Applying Classical Liberalism and Libertarianism to a New Product
Let us go back to my circle example. Let us imagine that I designed a new product and let’s call this product the wheel. I used my own materials to produce a number of wheels and now I am considering selling or renting some of them to others.
First, I want to make sure no one sees my wheels before I sell or rent them. If someone sees them, he or she can use this information to produce their own wheel. Their acquisition of this knowledge would not violate any of the libertarian principles if, for example, they saw my wheels while visiting my neighbour for a cup of coffee. They did not intrude into my property whatsoever, and if they want to use their own resources to replicate what they saw in my yard, that would be a perfectly legitimate use of their own resources.

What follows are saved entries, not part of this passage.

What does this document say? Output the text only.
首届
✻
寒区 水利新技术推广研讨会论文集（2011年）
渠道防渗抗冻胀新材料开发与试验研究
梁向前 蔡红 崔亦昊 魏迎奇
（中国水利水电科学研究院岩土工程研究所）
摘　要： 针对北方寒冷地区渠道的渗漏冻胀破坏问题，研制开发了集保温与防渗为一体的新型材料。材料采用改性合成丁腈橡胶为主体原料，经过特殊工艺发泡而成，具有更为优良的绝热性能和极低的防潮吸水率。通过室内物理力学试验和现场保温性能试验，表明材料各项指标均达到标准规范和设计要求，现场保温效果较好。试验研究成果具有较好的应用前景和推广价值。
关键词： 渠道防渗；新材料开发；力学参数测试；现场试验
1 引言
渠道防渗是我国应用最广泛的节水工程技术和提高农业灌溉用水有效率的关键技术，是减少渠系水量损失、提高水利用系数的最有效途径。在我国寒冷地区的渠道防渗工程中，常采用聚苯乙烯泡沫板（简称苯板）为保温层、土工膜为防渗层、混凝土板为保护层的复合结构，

Second, I may want to make sure that the users of my wheels follow certain practices. This also implies that I would prefer renting the wheels over selling them. Renting would allow me to have some control over the renters’ use of the wheels. I can put different conditions in a contract, which the potential renter can either accept or reject. For example, I can ask that the renter does not produce any wheels in the future. I can specify how different any potential product produced by this person would have to be for me not to consider it a copy of my wheel.
I could even specify areas where the wheel can be used. Alternatively, I could simplify the contract and just require my renter to prevent any replication of my wheel. This would compel the renter to use the wheel only in spaces where the owner of the space can offer guarantees that no such replication would occur.
Critics may say that it would be nearly impossible for the renter to prevent any replication by third parties. This, however, may or may not be true. If it was true, I would take this into account and design a contract that I think would be acceptable to a potential renter. While I would like to prevent any replication of my wheel by third parties, if it is practically impossible to prevent legitimate replication (i.e., replication that occurs in the absence of violation of anyone’s property), then, let it be so.
The point here is not that the classical liberal and libertarian principles can ensure all my desires regarding the potential replication of my wheel are met. It simply means that these principles provide a mechanism by which a creator of a new product can have some control over its future use by others.
The concept of intellectual property is flawed. It is flawed because it does not have clear, objective limits, and it is in contradiction with the concept of ownership over physical objects. This is why this concept can only result in arbitrary standards that are based on the subjective judgement of whoever determines the limits of intellectual property. However, it is not true that if we abandon the idea of intellectual property, we also must accept all forms of copying and replication of new products. Classical liberalism and libertarianism contain clear principles for separating legitimate kinds of copying from the illegitimate ones.